Page MenuHomePhabricator

Configure MariaDB database for DataHub on an-coord1001
Closed, ResolvedPublic

Description

We need a database for the DataHub MVP so it makes sense to use the existing MariaDB instance on an-coord1001.

The initial creation of the database user and schema was done for the prototype here: T299703#7659244

There are two database init scripts provided, one for mysql and one for mariadb:

We can use either one. The only difference is the mysql version creates a metadata_index table, which according to DataHub slack is no longer used. (TODO: send a PR removing it from the script)

Event Timeline

BTullis triaged this task as High priority.
BTullis moved this task from Next Up to In Progress on the Data-Catalog board.
BTullis moved this task from Next Up to In Progress on the Data-Engineering-Kanban board.
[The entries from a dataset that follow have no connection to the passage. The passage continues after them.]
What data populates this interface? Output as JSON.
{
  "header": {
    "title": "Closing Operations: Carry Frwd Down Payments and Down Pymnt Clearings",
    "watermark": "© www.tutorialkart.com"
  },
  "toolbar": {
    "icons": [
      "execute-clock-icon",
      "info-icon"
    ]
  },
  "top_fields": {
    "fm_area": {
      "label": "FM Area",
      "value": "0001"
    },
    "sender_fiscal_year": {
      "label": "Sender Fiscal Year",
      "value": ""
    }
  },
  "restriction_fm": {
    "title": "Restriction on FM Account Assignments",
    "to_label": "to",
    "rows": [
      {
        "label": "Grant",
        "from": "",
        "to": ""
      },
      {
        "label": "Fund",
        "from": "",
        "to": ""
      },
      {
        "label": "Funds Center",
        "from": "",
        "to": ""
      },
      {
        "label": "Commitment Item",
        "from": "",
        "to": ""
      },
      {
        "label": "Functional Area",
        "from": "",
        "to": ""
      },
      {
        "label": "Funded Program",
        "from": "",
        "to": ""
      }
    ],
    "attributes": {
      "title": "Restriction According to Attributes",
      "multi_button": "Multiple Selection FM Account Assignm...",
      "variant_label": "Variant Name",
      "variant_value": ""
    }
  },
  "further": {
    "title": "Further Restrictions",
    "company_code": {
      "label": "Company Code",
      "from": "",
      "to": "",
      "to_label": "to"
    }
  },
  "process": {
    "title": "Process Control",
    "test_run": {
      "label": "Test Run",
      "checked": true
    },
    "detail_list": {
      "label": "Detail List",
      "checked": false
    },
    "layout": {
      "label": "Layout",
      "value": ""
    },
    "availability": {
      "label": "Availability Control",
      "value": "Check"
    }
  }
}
Change 769993 had a related patch set uploaded (by Btullis; author: Btullis):

[operations/puppet@production] Allow access to MariaDB analytics-meta from Kubernetes pods

https://gerrit.wikimedia.org/r/769993

I have created a CR that allows the wikikube and staging Kubernetes clusters access to the MariaDB port running on an-coord100[1-2].
https://gerrit.wikimedia.org/r/c/operations/puppet/+/769993

I will create the datahub database and its user account manually on an-coord1001.
However I will try using the mysql-setup-job job to create the schema, if possible. This way we will have a mechanism to apply schema updates automatically whenever the source file changes.

Change 769993 merged by Btullis:

[operations/puppet@production] Allow access to MariaDB analytics-meta from Kubernetes pods

https://gerrit.wikimedia.org/r/769993

I have created the user manually on an-coord1001.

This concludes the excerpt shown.